A tensão entre os dois países se intensificou com o envio de navios de guerra americanos ao Caribe, sob o pretexto de uma operação antidrogas. O governo venezuelano, no entanto, considera a ação como parte de um plano maior para derrubar o presidente Nicolás Maduro.
As ações autorizadas pela CIA podem incluir “operações letais” e outras iniciativas de inteligência, com alvos potenciais sendo Maduro e membros do governo venezuelano. Trump justificou as operações secretas alegando que a Venezuela tem enviado drogas e criminosos para os Estados Unidos. Questionado sobre a autoridade para eliminar o presidente venezuelano, Trump se absteve de comentar.
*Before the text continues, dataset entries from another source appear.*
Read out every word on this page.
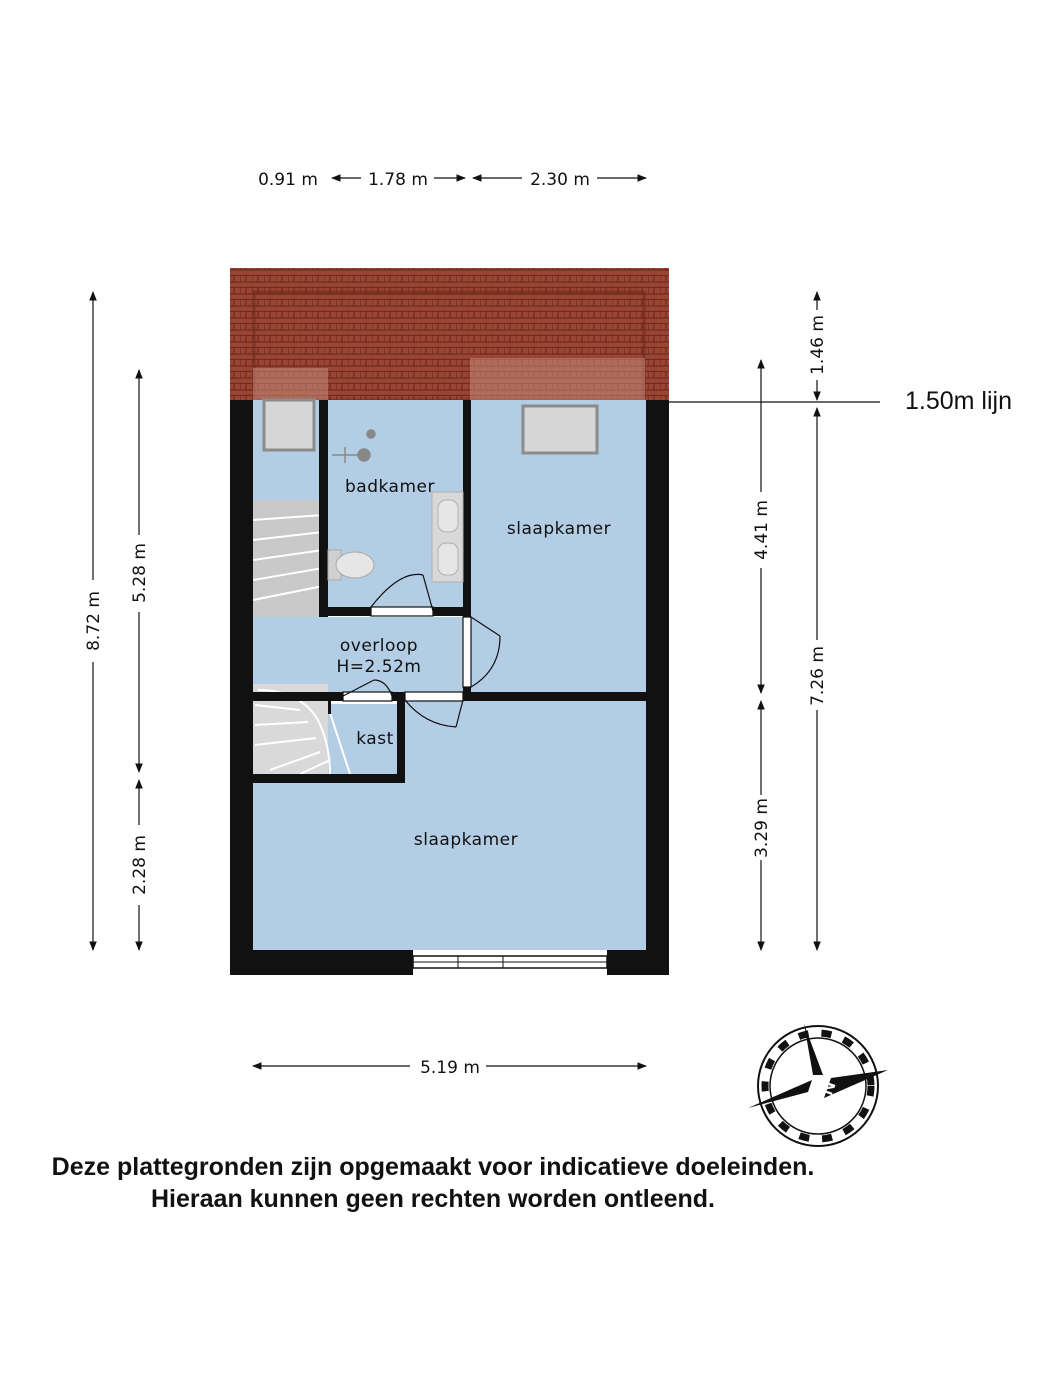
badkamer
slaapkamer
overloop
H=2.52m
kast
slaapkamer
0.91 m	1.78 m	2.30 m
8.72 m
5.28 m
2.28 m
4.41 m
3.29 m
1.46 m
7.26 m
1.50m lijn
5.19 m
N
Deze plattegronden zijn opgemaakt voor indicatieve doeleinden.
Hieraan kunnen geen rechten worden ontleend.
Desde o mês passado, o governo Trump avalia uma possível operação militar, incluindo ataques a estruturas ligadas a cartéis de drogas, com o objetivo final de remover Maduro do poder. Os EUA acusam Maduro de liderar o Cartel de los Soles, classificado recentemente como organização terrorista internacional.
Neste contexto, o governo americano pode considerar o presidente da Venezuela um alvo legítimo ao anunciar ataques contra cartéis.
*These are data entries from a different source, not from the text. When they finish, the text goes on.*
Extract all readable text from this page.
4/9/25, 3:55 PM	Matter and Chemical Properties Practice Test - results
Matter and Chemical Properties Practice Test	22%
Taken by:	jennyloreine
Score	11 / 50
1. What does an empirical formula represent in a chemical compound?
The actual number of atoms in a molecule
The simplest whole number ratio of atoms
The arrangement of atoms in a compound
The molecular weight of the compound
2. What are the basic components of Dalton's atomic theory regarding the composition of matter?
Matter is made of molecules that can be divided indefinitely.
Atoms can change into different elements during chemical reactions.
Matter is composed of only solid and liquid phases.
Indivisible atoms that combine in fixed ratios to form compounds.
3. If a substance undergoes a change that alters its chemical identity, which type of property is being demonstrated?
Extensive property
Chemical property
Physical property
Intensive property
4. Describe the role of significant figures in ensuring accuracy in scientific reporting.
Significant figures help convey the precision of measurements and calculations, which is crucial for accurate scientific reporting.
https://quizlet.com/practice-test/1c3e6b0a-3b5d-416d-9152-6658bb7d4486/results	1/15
Na mesma quinta-feira (23), Trump reafirmou que os Estados Unidos devem realizar ações militares em terra contra cartéis, sem mencionar diretamente a Venezuela. Ele declarou que não necessitará de uma declaração de guerra do Congresso para tais ações.
O secretário de Guerra, Pete Hegseth, reforçou o discurso, afirmando que os militares americanos irão caçar e matar todos os “terroristas” que traficam drogas para os Estados Unidos, comparando-os ao Estado Islâmico e à Al-Qaeda.